Two foster carers tell us how the right support and flexibility has made working and fostering possible for them

 

Becoming a foster carer does not have to mean giving up employment and that certainly hasn’t been the case for Darren and Fiona, who both work full time and foster school age children.

Fiona works for Brighton & Hove City Council and is supported to work flexible hours. “I can log in on my lap top at 7 o’clock at night, or at the weekend. I’m not set to a rigid 9-5 schedule.”

Darren works privately for a firm that also offers him the flexibility to work evenings and weekends.

For them, working is an important part of family life. “If we had our own children, we would work, so it’s important to us to be able to work and foster because we’ve both built up good careers. For children, it’s normal for them to see parents or foster parents go out to work.”

One of the biggest misconceptions about fostering is that you cannot work and foster and they admit that “for a long time that’s what stopped us coming forward as foster carers.”

But Darren’s rebuke to this is to ask. “I was amazed when I started asking my employer what was available; there was a range of options there including being able to work flexibly. You might be surprised so don’t be afraid to ask.”

As with any working family, juggling commitments and responsibilities is a challenge but Darren and Fiona handle it with careful forward planning “I will do the drop off and go into the office bit later. My husband will do the pick up and go into the office early. We work things around the school run. If I’ve got a meeting where I need to be in early, then we’ll switch around.”

It’s true that foster carers are expected to be available to care for children, support contact between a child and their family and to attend meetings, training and support groups, but flexible working hours make this possible for Darren and Fiona. “There are a lot of meetings that we have to attend. There are meetings at schools, meetings with social workers and meetings with health visitors. There are a lot of people involved who need to meet with the child and it seems to happen mostly between 9 and 5, Monday to Friday. So you need a job that’s flexible enough to mean you can attend those meetings. You need to know that if you need to leave at lunchtime to go to a meeting for 2 hours, you can make that time up another time.”

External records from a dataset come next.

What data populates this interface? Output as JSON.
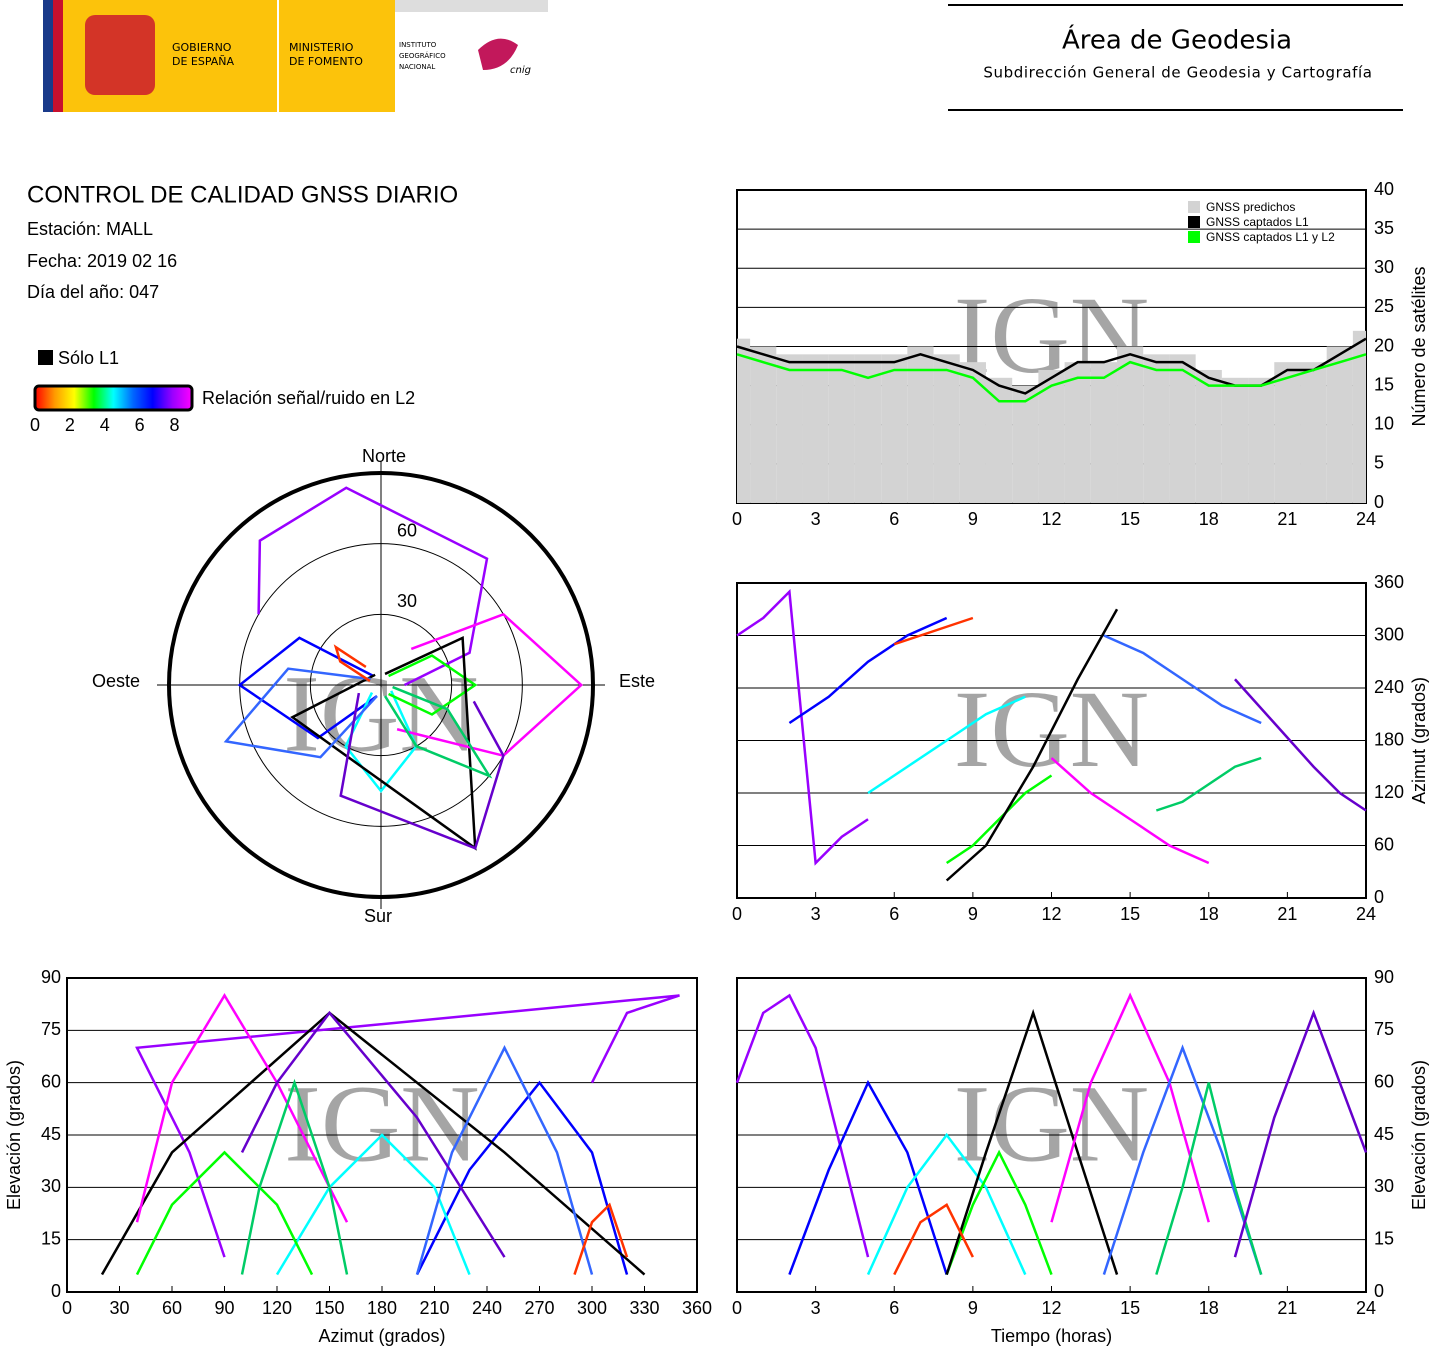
{
  "header": {
    "gov_line1": "GOBIERNO",
    "gov_line2": "DE ESPAÑA",
    "min_line1": "MINISTERIO",
    "min_line2": "DE FOMENTO",
    "ign_line1": "INSTITUTO",
    "ign_line2": "GEOGRÁFICO",
    "ign_line3": "NACIONAL",
    "ign_logo": "cnig",
    "area": "Área de Geodesia",
    "subdireccion": "Subdirección General de Geodesia y Cartografía"
  },
  "info": {
    "title": "CONTROL DE CALIDAD GNSS DIARIO",
    "station": "Estación: MALL",
    "date": "Fecha: 2019 02 16",
    "doy": "Día del año: 047"
  },
  "legend": {
    "l1_only": "Sólo L1",
    "l1_only_color": "#000000",
    "colorbar_label": "Relación señal/ruido en L2",
    "colorbar_range": [
      0,
      9
    ],
    "colorbar_ticks": [
      0,
      2,
      4,
      6,
      8
    ],
    "colorbar_colors": [
      "#ff0000",
      "#ff9900",
      "#ffff00",
      "#00ff00",
      "#00ffff",
      "#0066ff",
      "#0000ff",
      "#9900ff",
      "#ff00ff"
    ]
  },
  "watermark": "IGN",
  "satellite_passes": [
    {
      "color": "#9900ff",
      "t": [
        0,
        1,
        2,
        3,
        4,
        5
      ],
      "az": [
        300,
        320,
        350,
        40,
        70,
        90
      ],
      "el": [
        60,
        80,
        85,
        70,
        40,
        10
      ]
    },
    {
      "color": "#0000ff",
      "t": [
        2,
        3.5,
        5,
        6.5,
        8
      ],
      "az": [
        200,
        230,
        270,
        300,
        320
      ],
      "el": [
        5,
        35,
        60,
        40,
        5
      ]
    },
    {
      "color": "#00ffff",
      "t": [
        5,
        6.5,
        8,
        9.5,
        11
      ],
      "az": [
        120,
        150,
        180,
        210,
        230
      ],
      "el": [
        5,
        30,
        45,
        30,
        5
      ]
    },
    {
      "color": "#00ff00",
      "t": [
        8,
        9,
        10,
        11,
        12
      ],
      "az": [
        40,
        60,
        90,
        120,
        140
      ],
      "el": [
        5,
        25,
        40,
        25,
        5
      ]
    },
    {
      "color": "#000000",
      "t": [
        8,
        9.5,
        11.3,
        13,
        14.5
      ],
      "az": [
        20,
        60,
        150,
        250,
        330
      ],
      "el": [
        5,
        40,
        80,
        40,
        5
      ]
    },
    {
      "color": "#ff00ff",
      "t": [
        12,
        13.5,
        15,
        16.5,
        18
      ],
      "az": [
        160,
        120,
        90,
        60,
        40
      ],
      "el": [
        20,
        60,
        85,
        60,
        20
      ]
    },
    {
      "color": "#3366ff",
      "t": [
        14,
        15.5,
        17,
        18.5,
        20
      ],
      "az": [
        300,
        280,
        250,
        220,
        200
      ],
      "el": [
        5,
        40,
        70,
        40,
        5
      ]
    },
    {
      "color": "#00cc66",
      "t": [
        16,
        17,
        18,
        19,
        20
      ],
      "az": [
        100,
        110,
        130,
        150,
        160
      ],
      "el": [
        5,
        30,
        60,
        30,
        5
      ]
    },
    {
      "color": "#6600cc",
      "t": [
        19,
        20.5,
        22,
        23,
        24
      ],
      "az": [
        250,
        200,
        150,
        120,
        100
      ],
      "el": [
        10,
        50,
        80,
        60,
        40
      ]
    },
    {
      "color": "#ff3300",
      "t": [
        6,
        7,
        8,
        9
      ],
      "az": [
        290,
        300,
        310,
        320
      ],
      "el": [
        5,
        20,
        25,
        10
      ]
    }
  ],
  "chart_data": [
    {
      "type": "count",
      "ylabel": "Número de satélites",
      "xlim": [
        0,
        24
      ],
      "xticks": [
        0,
        3,
        6,
        9,
        12,
        15,
        18,
        21,
        24
      ],
      "ylim": [
        0,
        40
      ],
      "yticks": [
        0,
        5,
        10,
        15,
        20,
        25,
        30,
        35,
        40
      ],
      "grid": "y",
      "legend": "top-right",
      "x": [
        0,
        1,
        2,
        3,
        4,
        5,
        6,
        7,
        8,
        9,
        10,
        11,
        12,
        13,
        14,
        15,
        16,
        17,
        18,
        19,
        20,
        21,
        22,
        23,
        24
      ],
      "series": [
        {
          "name": "GNSS predichos",
          "color": "#d3d3d3",
          "values": [
            21,
            20,
            19,
            19,
            19,
            19,
            19,
            20,
            19,
            18,
            16,
            15,
            17,
            18,
            18,
            20,
            19,
            19,
            17,
            16,
            16,
            18,
            18,
            20,
            22
          ]
        },
        {
          "name": "GNSS captados L1",
          "color": "#000000",
          "values": [
            20,
            19,
            18,
            18,
            18,
            18,
            18,
            19,
            18,
            17,
            15,
            14,
            16,
            18,
            18,
            19,
            18,
            18,
            16,
            15,
            15,
            17,
            17,
            19,
            21
          ]
        },
        {
          "name": "GNSS captados L1 y L2",
          "color": "#00ff00",
          "values": [
            19,
            18,
            17,
            17,
            17,
            16,
            17,
            17,
            17,
            16,
            13,
            13,
            15,
            16,
            16,
            18,
            17,
            17,
            15,
            15,
            15,
            16,
            17,
            18,
            19
          ]
        }
      ]
    },
    {
      "type": "skyplot",
      "north": "Norte",
      "south": "Sur",
      "east": "Este",
      "west": "Oeste",
      "rlim": [
        90,
        0
      ],
      "rings": [
        30,
        60
      ]
    },
    {
      "type": "azimuth-time",
      "ylabel": "Azimut (grados)",
      "xlim": [
        0,
        24
      ],
      "xticks": [
        0,
        3,
        6,
        9,
        12,
        15,
        18,
        21,
        24
      ],
      "ylim": [
        0,
        360
      ],
      "yticks": [
        0,
        60,
        120,
        180,
        240,
        300,
        360
      ],
      "grid": "y"
    },
    {
      "type": "elevation-azimuth",
      "xlabel": "Azimut (grados)",
      "ylabel": "Elevación (grados)",
      "xlim": [
        0,
        360
      ],
      "xticks": [
        0,
        30,
        60,
        90,
        120,
        150,
        180,
        210,
        240,
        270,
        300,
        330,
        360
      ],
      "ylim": [
        0,
        90
      ],
      "yticks": [
        0,
        15,
        30,
        45,
        60,
        75,
        90
      ],
      "grid": "y"
    },
    {
      "type": "elevation-time",
      "xlabel": "Tiempo (horas)",
      "ylabel": "Elevación (grados)",
      "xlim": [
        0,
        24
      ],
      "xticks": [
        0,
        3,
        6,
        9,
        12,
        15,
        18,
        21,
        24
      ],
      "ylim": [
        0,
        90
      ],
      "yticks": [
        0,
        15,
        30,
        45,
        60,
        75,
        90
      ],
      "grid": "y"
    }
  ]
}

The training courses offered by Brighton & Hove will all occur locally between 10 and 2 which gives foster carers the opportunity to attend school drop-offs and pick-ups.

Fiona affirms that her decision to become a foster carer has been fully supported by Brighton & Hove City Council as her employer. “When I started I didn’t know about the amount of support that was there. Employees who are approved foster carers are given up to 5 days additional paid leave  for training purposes as well as additional discretionary leave for things like medical appointments and school holidays. There is a lot of support there.”

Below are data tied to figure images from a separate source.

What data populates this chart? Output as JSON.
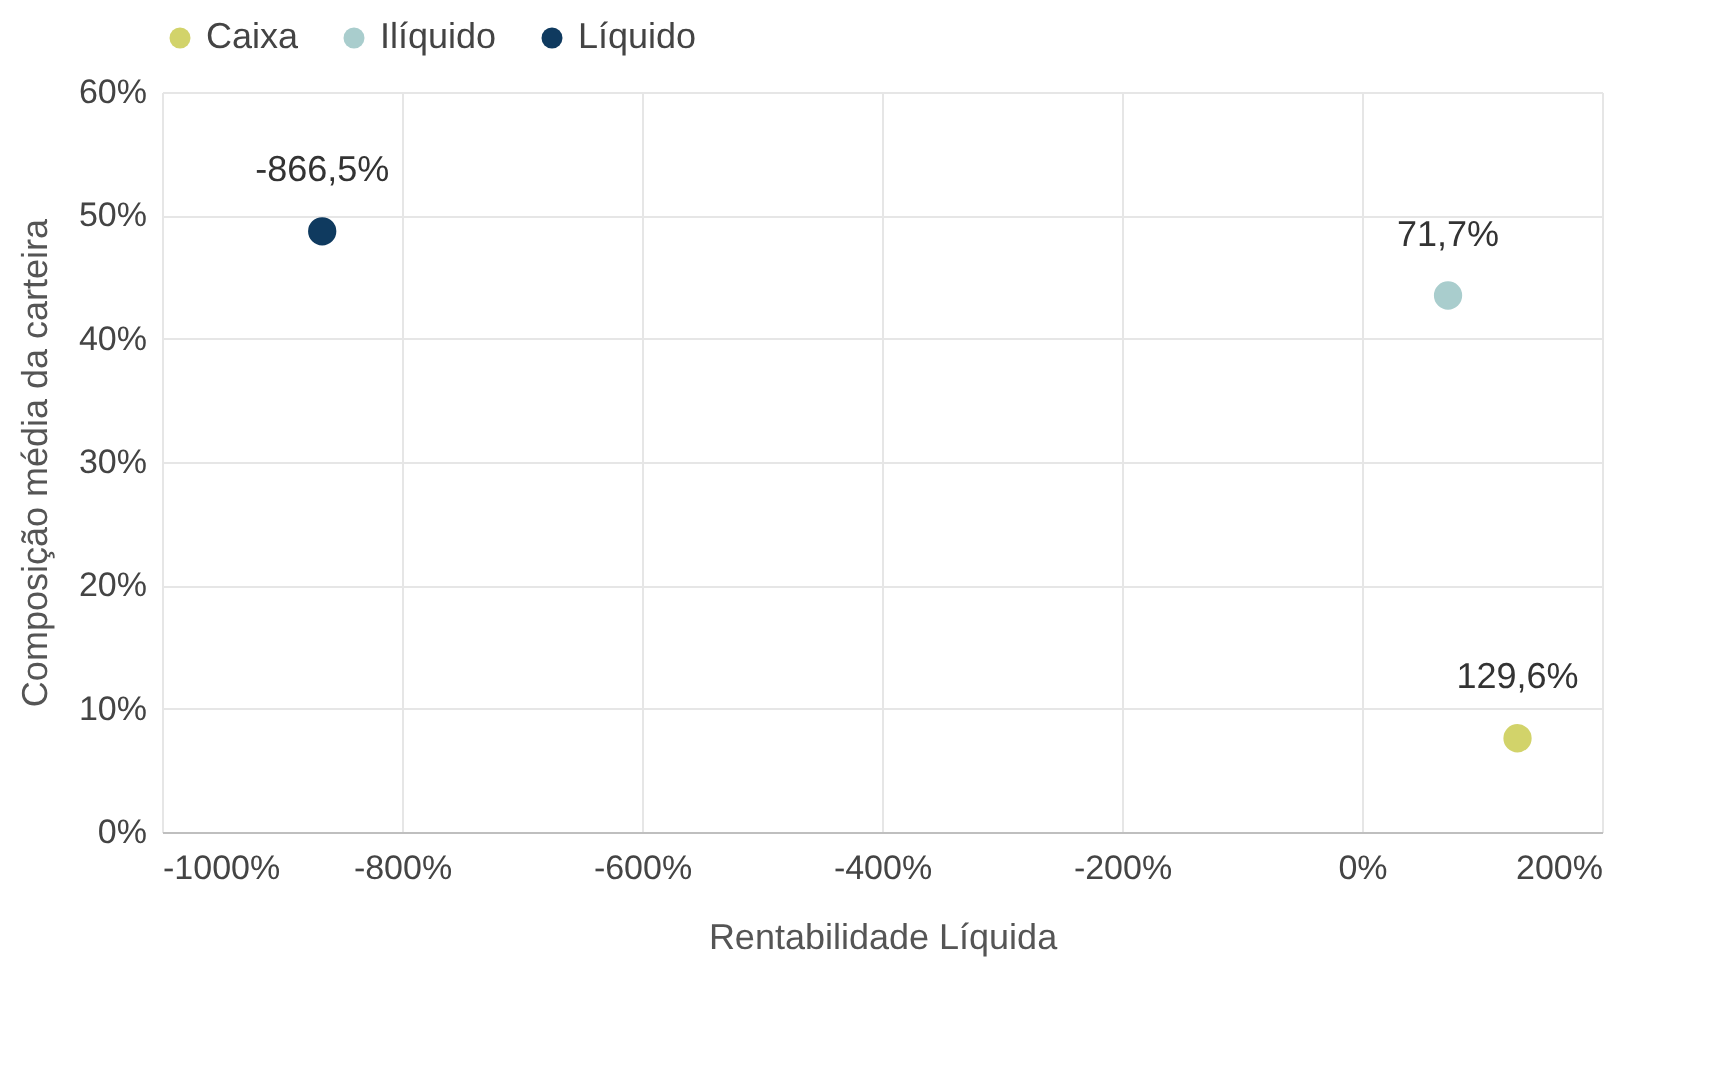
{
  "chart_data": {
    "type": "scatter",
    "xlabel": "Rentabilidade Líquida",
    "ylabel": "Composição média da carteira",
    "series": [
      {
        "name": "Caixa",
        "color": "#d2d36a",
        "x": [
          129.6
        ],
        "values": [
          7.6
        ]
      },
      {
        "name": "Ilíquido",
        "color": "#a9cdcd",
        "x": [
          71.7
        ],
        "values": [
          43.5
        ]
      },
      {
        "name": "Líquido",
        "color": "#0f3a5f",
        "x": [
          -866.5
        ],
        "values": [
          48.7
        ]
      }
    ],
    "annotations": [
      {
        "text": "129,6%",
        "x": 129.6,
        "y": 7.6
      },
      {
        "text": "71,7%",
        "x": 71.7,
        "y": 43.5
      },
      {
        "text": "-866,5%",
        "x": -866.5,
        "y": 48.7
      }
    ],
    "xlim": [
      -1000,
      200
    ],
    "xticks": [
      {
        "value": -1000,
        "label": "-1000%"
      },
      {
        "value": -800,
        "label": "-800%"
      },
      {
        "value": -600,
        "label": "-600%"
      },
      {
        "value": -400,
        "label": "-400%"
      },
      {
        "value": -200,
        "label": "-200%"
      },
      {
        "value": 0,
        "label": "0%"
      },
      {
        "value": 200,
        "label": "200%"
      }
    ],
    "ylim": [
      0,
      60
    ],
    "yticks": [
      {
        "value": 0,
        "label": "0%"
      },
      {
        "value": 10,
        "label": "10%"
      },
      {
        "value": 20,
        "label": "20%"
      },
      {
        "value": 30,
        "label": "30%"
      },
      {
        "value": 40,
        "label": "40%"
      },
      {
        "value": 50,
        "label": "50%"
      },
      {
        "value": 60,
        "label": "60%"
      }
    ],
    "grid": true,
    "legend": "top",
    "marker": "circle"
  }
}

Darren and Fiona have been fostering for almost a year and have never looked back. Darren cautions “be mindful that there are challenges but they’re not insurmountable ones. There will be situations and you might find it tough but there’s always somebody at the end of the phone and somebody that you can speak to.

To those who are considering becoming a foster carer and want to maintain employment, his advice is to “go to the recruitment evening, talk to people, talk to other foster carers, talk to the staff. Go for it, don’t hold back and really it’s like a lot of things in life… you get out of it what you put in. It’s really incredibly rewarding, when you see a child come to you who might be timid, confused, afraid, actually growing in your care into a confident child."